Bob Menendez, the Chairman of the Senate Foreign Relations Committee, said on Thursday that he would not approve any F-16 sales to Turkey until President Tayyip Erdogan halts his campaign of aggression across the region.
He was responding to the news that the U.S. Senate has dropped two important amendments for the potential sale of F-16 jets to Turkey from its version of the annual National Defense Authorization Act (NDAA).
The NDAA amendment is only one tool at our disposal to advance US interests in the Eastern Med, he added.
An #NDAA amendment is only one tool at our disposal to advance US interests in the Eastern Med.
Let me be clear: as #SFRC Chairman, I will not approve any F-16 case for Turkey until Erdogan halts his campaign of aggression across the region. Full stop. https://t.co/lMkKaMatuN
— Senate Foreign Relations Committee (@SFRCdems) October 12, 2022
The amendments, introduced by Democratic Senators Bob Menendez and Chris van Hollen, were seen as restricting the sale of the jets to Turkey.
The first amendment required the American president to certify that “such a transfer is in the national interest of the United States” and requires “concrete steps taken to ensure that such F-16s are not used by Turkey for repeated unauthorized territorial overflights of Greece.”
The second amendment created additional conditions for Turkey to purchase or modernize its F-16 fighter jets, also relating to Ankara’s efforts to undermine the Syrian Democratic Forces and requiring its ratification of Sweden and Finland’s NATO accession.
The Senate formally kicked off debate Tuesday on the 2023 National Defense Authorization Act (NDAA), a must-pass $817 billion bill-setting policy for the Pentagon.
The Senate is out of session until after the November 8th mid-term elections. The fiscal 2023 NDAA must pass the Senate and House of Representatives before it can be sent to the White House for President Joe Biden to sign into law.
Opposition to the sale of F-16s to Turkey
Turkey made a request in October 2021 to the U.S. to buy forty Lockheed Martin-made F-16 fighters and nearly eighty modernization kits for its existing warplanes.
The proposed sale of F-16 fighters to Turkey has met with opposition by U.S. lawmakers and Greek diaspora organizations.

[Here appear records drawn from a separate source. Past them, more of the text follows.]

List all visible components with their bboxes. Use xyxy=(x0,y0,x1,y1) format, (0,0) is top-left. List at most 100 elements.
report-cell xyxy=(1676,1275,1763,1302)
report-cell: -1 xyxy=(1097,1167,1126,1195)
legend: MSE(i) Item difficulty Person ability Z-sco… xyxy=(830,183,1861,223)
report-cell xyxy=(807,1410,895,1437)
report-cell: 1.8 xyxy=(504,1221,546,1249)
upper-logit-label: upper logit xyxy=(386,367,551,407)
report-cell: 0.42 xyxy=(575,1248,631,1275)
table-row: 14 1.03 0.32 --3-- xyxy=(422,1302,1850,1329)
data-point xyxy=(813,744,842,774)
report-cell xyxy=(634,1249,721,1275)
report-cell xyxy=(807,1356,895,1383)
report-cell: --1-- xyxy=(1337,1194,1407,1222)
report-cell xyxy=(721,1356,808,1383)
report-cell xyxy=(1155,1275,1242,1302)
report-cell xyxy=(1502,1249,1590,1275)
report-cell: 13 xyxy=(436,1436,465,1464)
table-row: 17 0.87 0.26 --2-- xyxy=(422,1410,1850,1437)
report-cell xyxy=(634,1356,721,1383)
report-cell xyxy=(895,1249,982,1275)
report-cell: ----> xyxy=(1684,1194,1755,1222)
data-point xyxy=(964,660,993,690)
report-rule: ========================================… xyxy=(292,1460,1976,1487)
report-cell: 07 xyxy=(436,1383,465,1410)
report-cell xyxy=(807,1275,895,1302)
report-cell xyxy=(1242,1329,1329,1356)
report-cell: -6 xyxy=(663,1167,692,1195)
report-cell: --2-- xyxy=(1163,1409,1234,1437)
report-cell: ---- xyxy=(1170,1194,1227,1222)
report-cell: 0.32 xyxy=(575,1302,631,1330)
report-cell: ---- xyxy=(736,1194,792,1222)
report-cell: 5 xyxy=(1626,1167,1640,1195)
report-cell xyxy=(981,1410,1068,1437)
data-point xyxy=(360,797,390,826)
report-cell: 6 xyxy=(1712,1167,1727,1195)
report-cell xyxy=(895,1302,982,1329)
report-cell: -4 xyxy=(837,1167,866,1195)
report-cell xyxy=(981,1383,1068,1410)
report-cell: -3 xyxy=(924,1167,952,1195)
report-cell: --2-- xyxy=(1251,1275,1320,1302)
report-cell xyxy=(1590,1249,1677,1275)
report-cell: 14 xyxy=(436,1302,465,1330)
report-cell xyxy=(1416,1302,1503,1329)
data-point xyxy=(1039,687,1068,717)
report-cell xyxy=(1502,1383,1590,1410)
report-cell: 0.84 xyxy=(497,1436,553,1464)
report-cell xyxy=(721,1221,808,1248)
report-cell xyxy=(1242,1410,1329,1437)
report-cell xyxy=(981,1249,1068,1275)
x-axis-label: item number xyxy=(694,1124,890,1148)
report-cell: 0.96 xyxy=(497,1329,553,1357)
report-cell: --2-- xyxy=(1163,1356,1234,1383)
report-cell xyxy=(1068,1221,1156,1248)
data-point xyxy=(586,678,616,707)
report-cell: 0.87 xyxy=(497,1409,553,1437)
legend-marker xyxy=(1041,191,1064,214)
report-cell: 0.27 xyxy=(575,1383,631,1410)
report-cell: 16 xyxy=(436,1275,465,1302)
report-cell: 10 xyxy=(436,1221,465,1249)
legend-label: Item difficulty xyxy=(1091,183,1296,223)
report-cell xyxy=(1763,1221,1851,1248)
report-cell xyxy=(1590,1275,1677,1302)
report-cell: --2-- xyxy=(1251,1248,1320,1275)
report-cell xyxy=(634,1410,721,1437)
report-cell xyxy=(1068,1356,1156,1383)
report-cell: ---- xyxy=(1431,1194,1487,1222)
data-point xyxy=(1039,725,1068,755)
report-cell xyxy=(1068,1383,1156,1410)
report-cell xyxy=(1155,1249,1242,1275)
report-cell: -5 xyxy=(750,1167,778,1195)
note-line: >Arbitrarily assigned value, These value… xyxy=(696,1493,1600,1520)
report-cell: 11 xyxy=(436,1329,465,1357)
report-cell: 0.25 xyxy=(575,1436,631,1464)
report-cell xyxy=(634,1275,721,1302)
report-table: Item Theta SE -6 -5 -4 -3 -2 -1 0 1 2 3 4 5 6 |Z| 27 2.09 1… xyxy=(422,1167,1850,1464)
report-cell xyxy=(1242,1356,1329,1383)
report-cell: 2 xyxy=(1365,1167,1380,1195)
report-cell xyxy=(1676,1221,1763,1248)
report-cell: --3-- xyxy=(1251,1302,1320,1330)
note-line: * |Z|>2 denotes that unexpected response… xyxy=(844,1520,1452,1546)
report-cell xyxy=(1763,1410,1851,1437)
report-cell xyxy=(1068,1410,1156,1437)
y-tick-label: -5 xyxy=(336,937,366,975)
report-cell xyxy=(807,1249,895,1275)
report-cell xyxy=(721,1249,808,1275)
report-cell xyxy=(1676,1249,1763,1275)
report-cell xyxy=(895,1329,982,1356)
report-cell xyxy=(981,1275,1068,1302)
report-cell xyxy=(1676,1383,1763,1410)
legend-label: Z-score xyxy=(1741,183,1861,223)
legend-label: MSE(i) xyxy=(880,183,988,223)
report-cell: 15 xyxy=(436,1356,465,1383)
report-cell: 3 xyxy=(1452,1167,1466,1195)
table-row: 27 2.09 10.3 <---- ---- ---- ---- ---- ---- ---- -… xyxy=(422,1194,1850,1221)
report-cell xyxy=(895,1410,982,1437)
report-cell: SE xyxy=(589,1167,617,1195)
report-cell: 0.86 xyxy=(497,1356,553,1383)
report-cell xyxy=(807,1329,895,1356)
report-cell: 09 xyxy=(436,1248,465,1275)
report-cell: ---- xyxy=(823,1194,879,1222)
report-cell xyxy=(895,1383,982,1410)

In May, seven prominent organizations wrote to the U.S. Congress to express their alarm and concern that the Department of State is considering selling the jets.
The move followed a letter sent by the State Department to the US Congress in March according to which the potential sale of F-16 fighter jets to Turkey would serve US national security interests and NATO’s long-term unity, particularly in the wake of Russia’s invasion of Ukraine.
Last month, Greek-American Congressman Gus Bilirakis (R-FL) said that Republicans have not supported the F-16 sale to Turkey, as President Recep Tayyip Erdogan claimed during his visit to the U.S. to attend the UN General Assembly.